Bei öffentlichen Diskussionen um die reichsten Personen Italiens fallen die Namen Silvio Berlusconi, Michele Ferrero oder Giorgio Armani. Stefano Pessina, Chef des Pharmahandelskonzerns Alliance Boots, hat es hingegen geschafft, im Hintergrund zu bleiben - trotz eines geschätzten Privatvermögens von 1,6 Milliarden Euro und einer konstanten Platzierung unter den Top-Ten der reichsten Italiener.
Pessina wird 1941 in Pescara an der italienischen Adriaküste geboren. Am Polytechnikum in Mailand studiert er Nukleartechnik, danach arbeitet er für die Unternehmensberatung AC Nielsen. 1973 steigt Pessina in das Unternehmen seines Vaters ein: eine Pharmagroßhandlung in Neapel.
Vier Jahre später gründet Pessina „Alleanza Farmaceutica“: Durch Fusionen mit Wettbewerbern in Süditalien macht er das Unternehmen zu einem der bedeutendsten italienischen Großhändler. Diese Vorgehensweise - erst Fusion, dann Übernahme - soll dauerhaft zu Pessinas Strategie werden. Im wirtschaftlich schwachen Süden der 1970er Jahre ist sie keine Seltenheit. „Manche waren sogar so verzweifelt, dass sie mir ihre Firma geschenkt haben“, erklärt Pessina rückblickend.
1986 integriert Pessina das Unternehmen „Di Pharma“ in seine Allianz. Der genuesische Großhändler war 1982 durch die Apothekerin Ornella Barra gegründet worden; in der erstmals landesweit aufgestellten Gruppe übernimmt Barra den Chefposten. Pessinas und Barras Wege sollen sich von da an nicht mehr trennen.
1991 fusioniert Pessina Alleanza Salute mit mehreren französischen Großhändlern zu Alliance Santé. Die 1990er Jahre stehen für das Unternehmen im Zeichen der europäischen Expansion: Während Gehe/Celesio in Westeuropa auf Einkaufstour ist und Phoenix in Osteuropa expandiert, übernimmt Pessina Großhändler in Portugal, Spanien, Griechenland und Marokko.

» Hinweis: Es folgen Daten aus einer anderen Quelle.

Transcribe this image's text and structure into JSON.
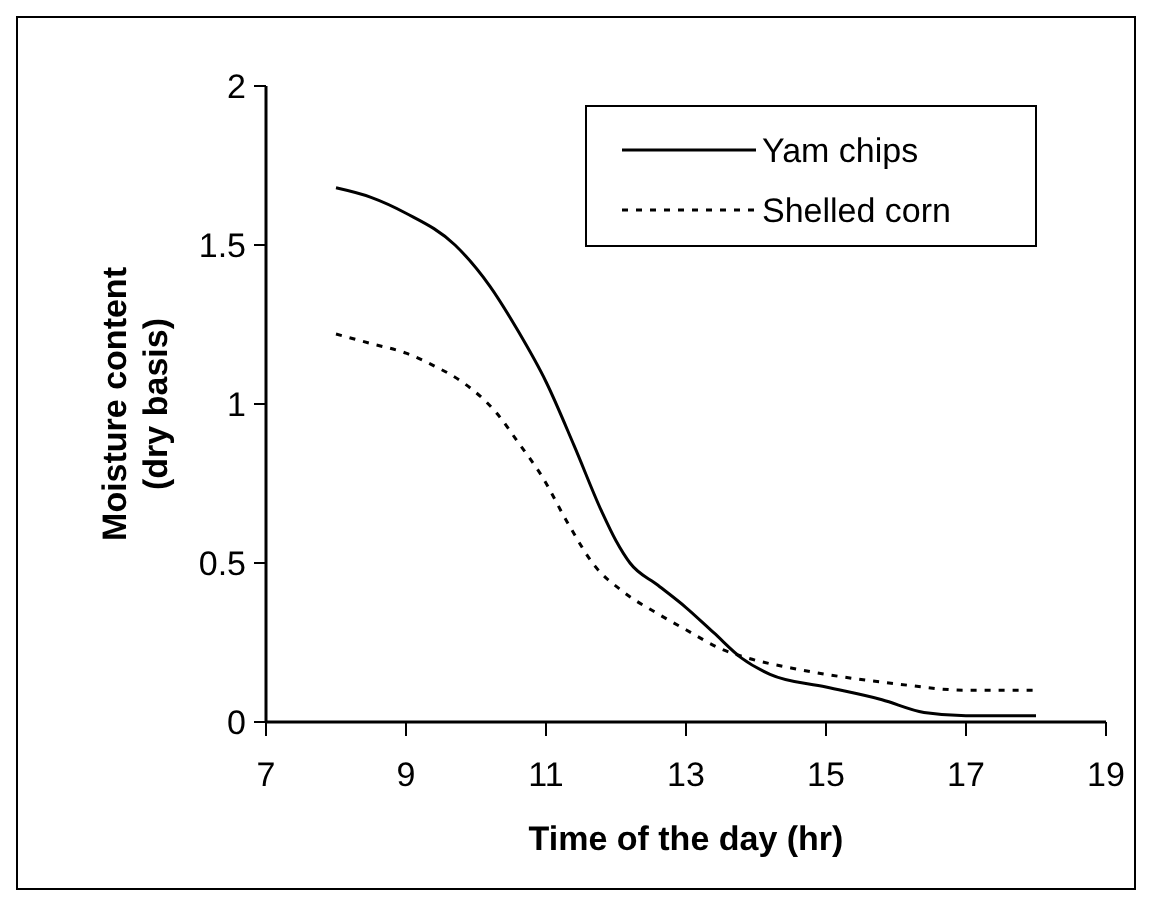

1997 kündigt Pessina in einem Interview mit der italienischen Tageszeitung „Corriere della Sera“ an, dass er der „König der Arzneimittel“ werden will. „Groß zu werden ist der einzige Weg, um zu überleben.“ Seine Pläne für einen paneuropäischen Handelskonzern haben zu diesem Zeitpunkt bereits Gestalt angenommen: Alliance Santé fusioniert mit dem britischen Großhändler und Kettenbetreiber Unichem. Als Großaktionär hält Pessina 30 Prozent.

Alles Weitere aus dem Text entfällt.